A luz da palavra...

A luz da palavra...

                                                                                        Elias Mattar Assad

         Com a profundidade que lhe é própria, principia o livro sagrado dos cristãos: “faça-se a luz...” e as trevas se dissiparam. Com o início da raça humana e antes da descoberta da palavra os homens viviam em espécie de escuridão e a luz começaria a se fazer aos poucos, na exata medida em que se comunicassem.  Hoje, a “luz da palavra” não atingiu seu requinte máximo de perfeição, ou teve seu apogeu e está declinando com paulatina volta às trevas...

         Em recentes solenidades de formaturas, da platéia, observei a facilidade quando nos discursos se usam termos: “constituição”, “legalidade”, “democracia”, “estado de direito”, “justiça”, “justiça social”... E, assim, arrancam acalorados manifestos da platéia. Creio que os aplausos são, em verdade, pela vitória pessoal do formando e não pela comparação do que se fala com a realidade... Se conseguíssemos colocar em um grande livro todos os discursos de formaturas dos últimos vinte anos, de quaisquer áreas, poderíamos fundar uma sociedade “lítero musical” e, nos objetivos sociais, todas as utopias inatingíveis que pinçaríamos dessas belas peças.

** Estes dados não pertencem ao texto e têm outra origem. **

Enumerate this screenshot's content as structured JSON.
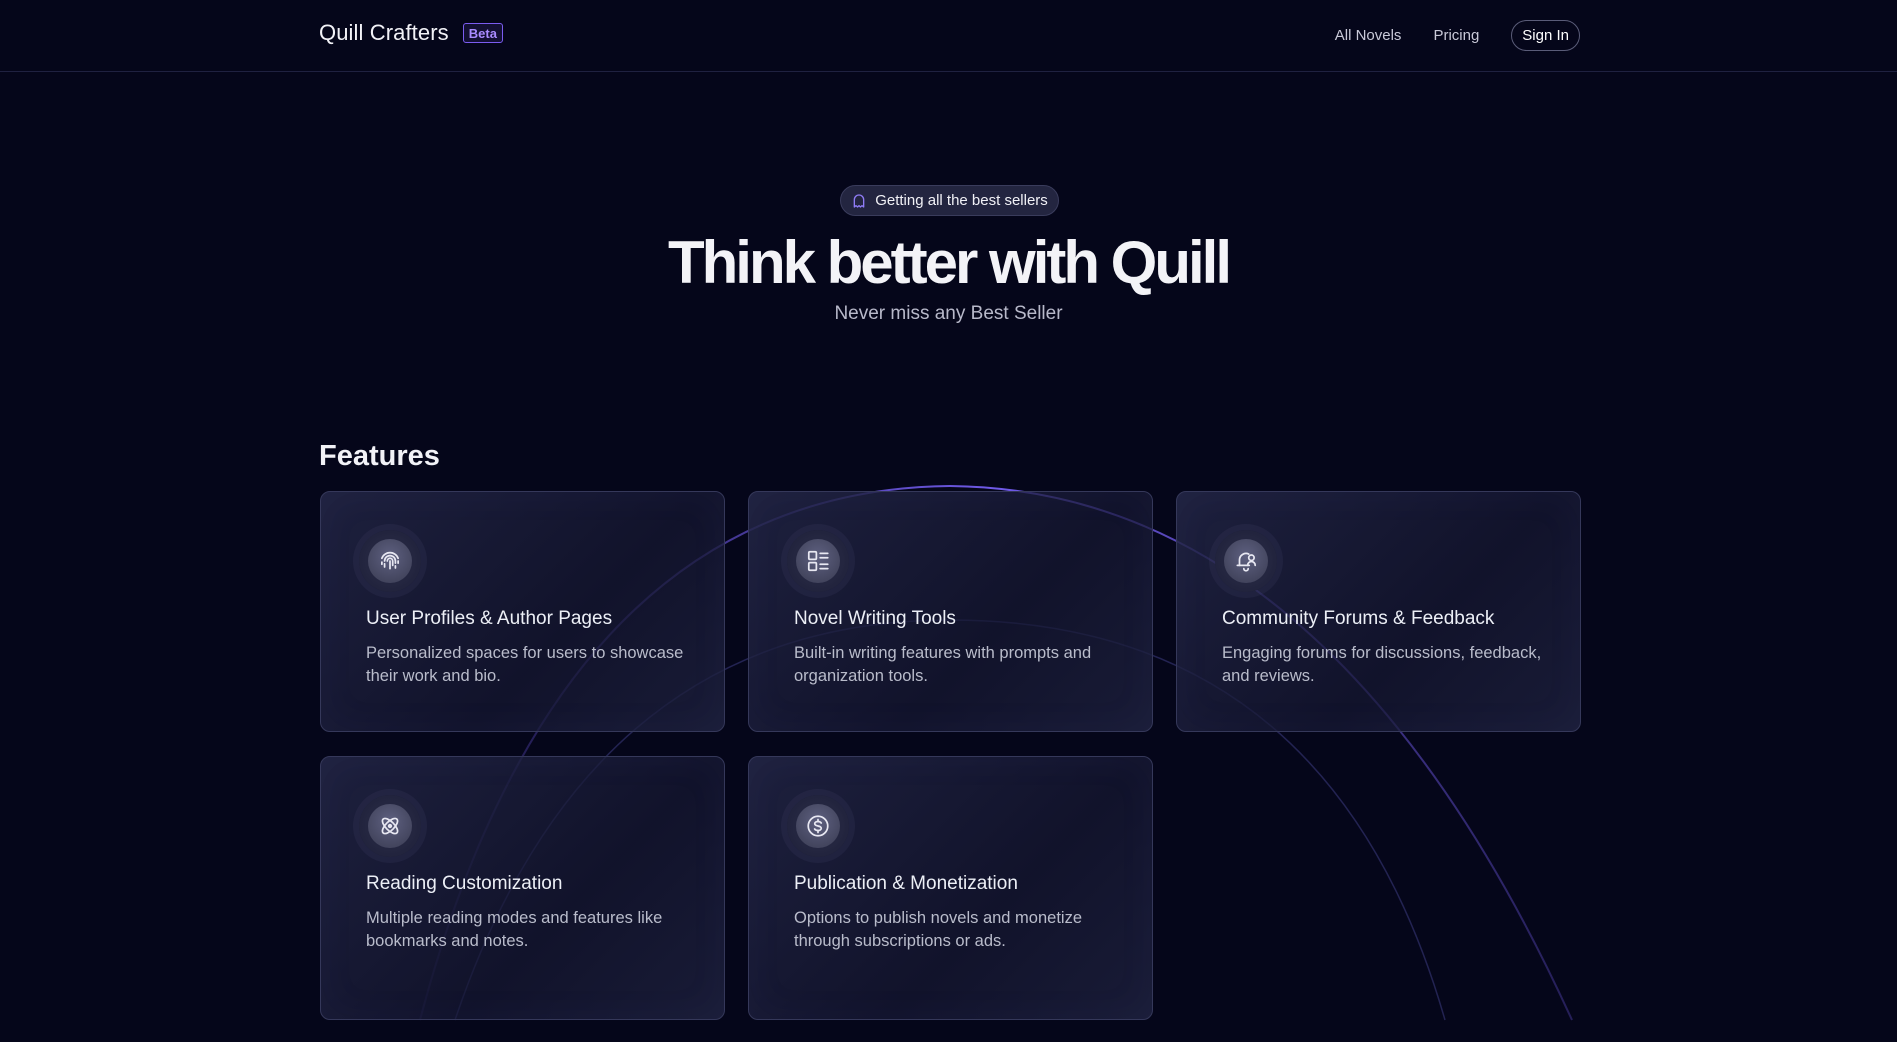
{
  "header": {
    "brand_name": "Quill Crafters",
    "badge": "Beta",
    "nav": [
      {
        "label": "All Novels"
      },
      {
        "label": "Pricing"
      }
    ],
    "signin_label": "Sign In"
  },
  "hero": {
    "pill_icon": "ghost-icon",
    "pill_text": "Getting all the best sellers",
    "title": "Think better with Quill",
    "subtitle": "Never miss any Best Seller"
  },
  "features": {
    "heading": "Features",
    "cards": [
      {
        "icon": "fingerprint-icon",
        "title": "User Profiles & Author Pages",
        "description": "Personalized spaces for users to showcase their work and bio."
      },
      {
        "icon": "dashboard-icon",
        "title": "Novel Writing Tools",
        "description": "Built-in writing features with prompts and organization tools."
      },
      {
        "icon": "bell-user-icon",
        "title": "Community Forums & Feedback",
        "description": "Engaging forums for discussions, feedback, and reviews."
      },
      {
        "icon": "atom-icon",
        "title": "Reading Customization",
        "description": "Multiple reading modes and features like bookmarks and notes."
      },
      {
        "icon": "dollar-circle-icon",
        "title": "Publication & Monetization",
        "description": "Options to publish novels and monetize through subscriptions or ads."
      }
    ]
  },
  "colors": {
    "background": "#05061a",
    "accent": "#7b5cf0",
    "card_border": "#35385a"
  }
}
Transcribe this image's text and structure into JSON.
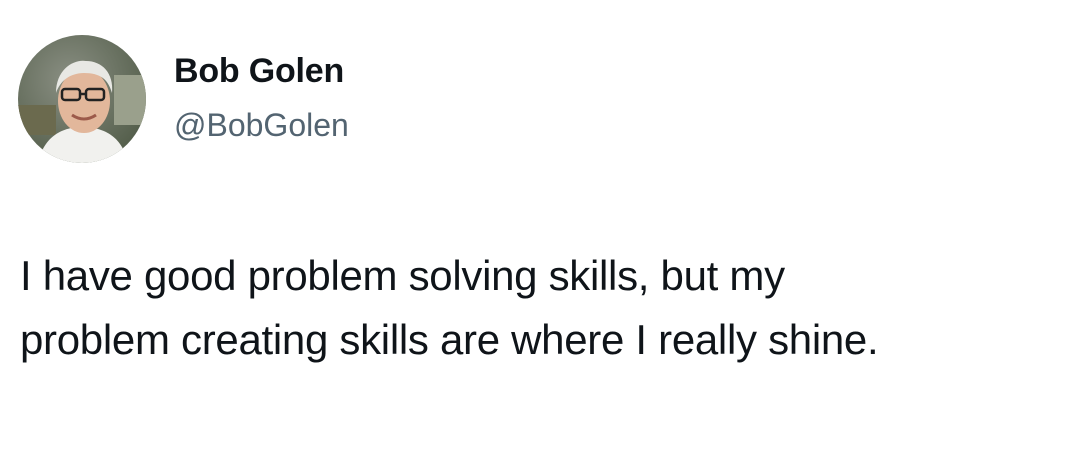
{
  "author": {
    "name": "Bob Golen",
    "handle": "@BobGolen",
    "avatar_icon": "profile-photo"
  },
  "tweet": {
    "lines": [
      "I have good problem solving skills, but my",
      "problem creating skills are where I really shine."
    ]
  },
  "colors": {
    "name": "#0f1419",
    "handle": "#536471",
    "text": "#0f1419",
    "background": "#ffffff"
  }
}
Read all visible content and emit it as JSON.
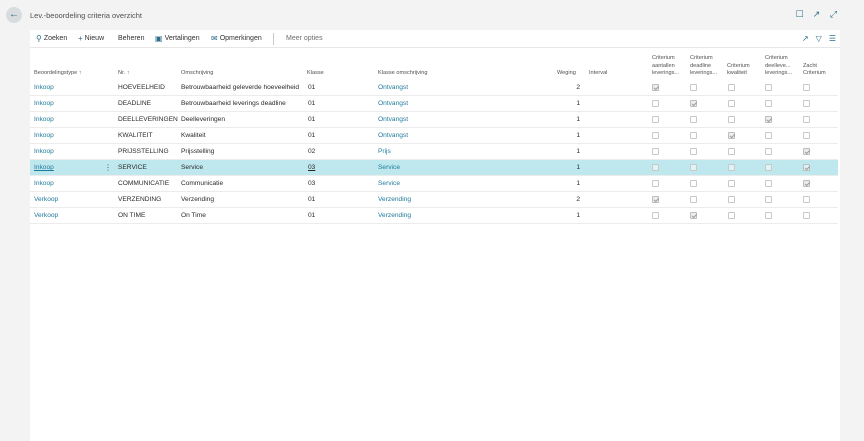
{
  "header": {
    "title": "Lev.-beoordeling criteria overzicht"
  },
  "actions": {
    "search": "Zoeken",
    "new": "Nieuw",
    "manage": "Beheren",
    "translations": "Vertalingen",
    "remarks": "Opmerkingen",
    "more": "Meer opties"
  },
  "columns": {
    "type": "Beoordelingstype ↑",
    "nr": "Nr. ↑",
    "description": "Omschrijving",
    "class": "Klasse",
    "class_description": "Klasse omschrijving",
    "weight": "Weging",
    "interval": "Interval",
    "crit_count": [
      "Criterium",
      "aantallen",
      "leverings..."
    ],
    "crit_deadline": [
      "Criterium",
      "deadline",
      "leverings..."
    ],
    "crit_quality": [
      "Criterium",
      "kwaliteit"
    ],
    "crit_partial": [
      "Criterium",
      "deelleve...",
      "leverings..."
    ],
    "soft": [
      "Zacht",
      "Criterium"
    ]
  },
  "rows": [
    {
      "type": "Inkoop",
      "nr": "HOEVEELHEID",
      "description": "Betrouwbaarheid geleverde hoeveelheid",
      "class": "01",
      "class_description": "Ontvangst",
      "weight": "2",
      "interval": "",
      "checks": [
        true,
        false,
        false,
        false,
        false
      ]
    },
    {
      "type": "Inkoop",
      "nr": "DEADLINE",
      "description": "Betrouwbaarheid leverings deadline",
      "class": "01",
      "class_description": "Ontvangst",
      "weight": "1",
      "interval": "",
      "checks": [
        false,
        true,
        false,
        false,
        false
      ]
    },
    {
      "type": "Inkoop",
      "nr": "DEELLEVERINGEN",
      "description": "Deelleveringen",
      "class": "01",
      "class_description": "Ontvangst",
      "weight": "1",
      "interval": "",
      "checks": [
        false,
        false,
        false,
        true,
        false
      ]
    },
    {
      "type": "Inkoop",
      "nr": "KWALITEIT",
      "description": "Kwaliteit",
      "class": "01",
      "class_description": "Ontvangst",
      "weight": "1",
      "interval": "",
      "checks": [
        false,
        false,
        true,
        false,
        false
      ]
    },
    {
      "type": "Inkoop",
      "nr": "PRIJSSTELLING",
      "description": "Prijsstelling",
      "class": "02",
      "class_description": "Prijs",
      "weight": "1",
      "interval": "",
      "checks": [
        false,
        false,
        false,
        false,
        true
      ]
    },
    {
      "type": "Inkoop",
      "nr": "SERVICE",
      "description": "Service",
      "class": "03",
      "class_description": "Service",
      "weight": "1",
      "interval": "",
      "checks": [
        false,
        false,
        false,
        false,
        true
      ],
      "selected": true
    },
    {
      "type": "Inkoop",
      "nr": "COMMUNICATIE",
      "description": "Communicatie",
      "class": "03",
      "class_description": "Service",
      "weight": "1",
      "interval": "",
      "checks": [
        false,
        false,
        false,
        false,
        true
      ]
    },
    {
      "type": "Verkoop",
      "nr": "VERZENDING",
      "description": "Verzending",
      "class": "01",
      "class_description": "Verzending",
      "weight": "2",
      "interval": "",
      "checks": [
        true,
        false,
        false,
        false,
        false
      ]
    },
    {
      "type": "Verkoop",
      "nr": "ON TIME",
      "description": "On Time",
      "class": "01",
      "class_description": "Verzending",
      "weight": "1",
      "interval": "",
      "checks": [
        false,
        true,
        false,
        false,
        false
      ]
    }
  ],
  "colors": {
    "accent": "#1f7a9a",
    "selected_row": "#bfe8ee",
    "background": "#f3f3f3"
  }
}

         Certa feita, quando falávamos de liberdade de expressão, um senhor chinês nos narrou que em determinada época e ponto da China, a repressão atingira um grau tão elevado que muitas pessoas estavam trocando a palavra por gestos. Assim, imaginavam elas, não correrem riscos de incompreensões ou erradas interpretações, com conseqüências letais.

           Quando nascemos nos comunicamos com a linguagem do sono, da calma, do choro e todos compreendem os recém-nascidos. Como admitir que pessoas adultas e preparadas não entendam o que está escrito nas leis pátrias ou nas solicitações dos cidadãos quando as invocam em seu socorro? Acredito mais que pessoas detentoras de poder entendem perfeitamente e se beneficiam desse “faz de conta da incompreensão” e, enquanto não contidas, vão exercendo seu despotismo, impondo suas vontades pessoais acima das leis, “reinando” em geral sobre os socialmente mais frágeis e desprotegidos... Admitir que se instale em cada sala de repartição pública dos poderes, um “pequeno reinado” com cultura e sistemas próprios, quando o princípio da legalidade buscou exatamente abolir essas práticas, é, sem dúvida alguma, um recuo. Fôssemos uma orquestra e nossas leis as partituras, estaríamos desempregados com nossos instrumentos, pois, no conjunto, produziríamos ensurdecedores ruídos jamais comparáveis com música...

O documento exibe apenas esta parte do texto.